Medicinal Properties of Marijuana
Marijuana is rich in chemical compounds known as Cannabinoids. Synthetic versions of these compounds have been used for nonspecific treatments in the past, mostly as pain killers and medications, which bring down vomiting and seizures, apart from increasing appetite. Preliminary investigations have also confirmed some of these promising results from using medical marijuana in cases of
- Alzheimer’s patients;
- Epileptic patients;
- Multiple Sclerosis patients
- Patients with Crohn’s disease and other digestive system related disorders;
- Patients with Parkinson’s disease and other muscular spasms related ailments
- Cancer patients undergoing chemotherapy to reduce vomiting and nausea
- Patients with Cachexia
- Patients in pain due to peripheral neuropathy
And there are many kinds of research that are ongoing in this regard.
Strains of Marijuana for Medical Usage
Scientifically, the two strains of hemp, i.e., Indica and Sativa, are used in the medical field. In addition to these two are the hybrids. These strains have market names such as Acapulco Gold, LA confidential, Bubba Kush, Afghan Kush, Purple Kush, Northern Lights, etc. Each strain exhibits different properties. Some are more effective in relaxing muscles and reducing pain, while others may be preferred for feeling energetic.
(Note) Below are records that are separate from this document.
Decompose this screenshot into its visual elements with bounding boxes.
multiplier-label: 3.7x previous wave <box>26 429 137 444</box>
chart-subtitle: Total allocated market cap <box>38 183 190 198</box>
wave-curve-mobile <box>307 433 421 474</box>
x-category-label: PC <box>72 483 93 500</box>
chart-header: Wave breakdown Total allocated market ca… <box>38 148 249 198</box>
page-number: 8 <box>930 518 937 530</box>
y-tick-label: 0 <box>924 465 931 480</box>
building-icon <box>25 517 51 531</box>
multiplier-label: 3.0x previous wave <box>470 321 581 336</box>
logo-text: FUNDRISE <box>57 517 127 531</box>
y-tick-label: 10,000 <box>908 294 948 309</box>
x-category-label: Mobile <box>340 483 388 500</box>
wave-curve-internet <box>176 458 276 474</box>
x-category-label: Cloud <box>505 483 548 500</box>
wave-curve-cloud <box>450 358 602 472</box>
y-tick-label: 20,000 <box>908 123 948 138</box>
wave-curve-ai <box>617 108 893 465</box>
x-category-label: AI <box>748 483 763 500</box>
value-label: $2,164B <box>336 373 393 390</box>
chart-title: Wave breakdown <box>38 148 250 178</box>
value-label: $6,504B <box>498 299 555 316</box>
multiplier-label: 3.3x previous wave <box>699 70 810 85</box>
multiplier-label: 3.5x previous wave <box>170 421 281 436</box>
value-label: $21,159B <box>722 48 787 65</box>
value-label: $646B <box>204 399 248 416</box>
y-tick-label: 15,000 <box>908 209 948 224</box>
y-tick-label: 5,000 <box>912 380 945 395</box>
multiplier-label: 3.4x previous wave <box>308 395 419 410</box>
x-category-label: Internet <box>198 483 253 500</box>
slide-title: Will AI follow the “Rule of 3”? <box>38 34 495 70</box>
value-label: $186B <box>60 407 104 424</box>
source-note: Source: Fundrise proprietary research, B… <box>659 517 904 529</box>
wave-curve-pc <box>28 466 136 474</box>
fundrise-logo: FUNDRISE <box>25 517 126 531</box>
Strains like “Super Silver Haze” bring down vomiting sensations. It is best to consult the physician to confirm which particular strain is ideal for the medical condition a person has, as there are effective hybrids too in the market.
Using Medical Marijuana
MMJ can be used in many different ways. Traditionally it was smoked or eaten. But it can also be inhaled using vaporizers, or applied on the skin, combining it with cosmetics such as cream, or lotion. Alternately, the liquid extracted from the hemp can be used under the tongue to get the desired benefit. However, in order to possess MMJ, you need an MMJ card authorized by your county or state law enforcement.
Adverse Reactions and Side Effects of Medical Marijuana
Adverse effects of medical marijuana, when used for long term include:
- Cannabinoid hyperemesis syndrome, which is nausea and/or vomiting caused by long-term usage of medical marijuana. Schizophrenia is also one of the side effects of prolonged usage of medical marijuana
- Addiction to marijuana
Normally, though a person who has taken medicinal marijuana in excess of what the body is in a position to tolerate, he or she may exhibit the following adverse reactions:
- Fast heartbeat
- Bloodshot eyes
- Low blood pressure
- Dizziness; and
The major concern when buying medical marijuana is strength or potency. This varies from one place to another and from 1 state to another simply because, as of now, it is not under any regulatory authority. This apart, the hemp is addictive, and that cannot be denied. Only purchase your strains from a licensed medical cannabis dispensary.
33 US States have legalized usage of medical marijuana, and 14 others have permitted usage of drugs with low concentrations of Tetrahydrocannabinol, with some restrictions, of course. While the trend definitely favors medical marijuana users, it is the medical fraternity that needs to offer more concrete results indicating medical benefits from it.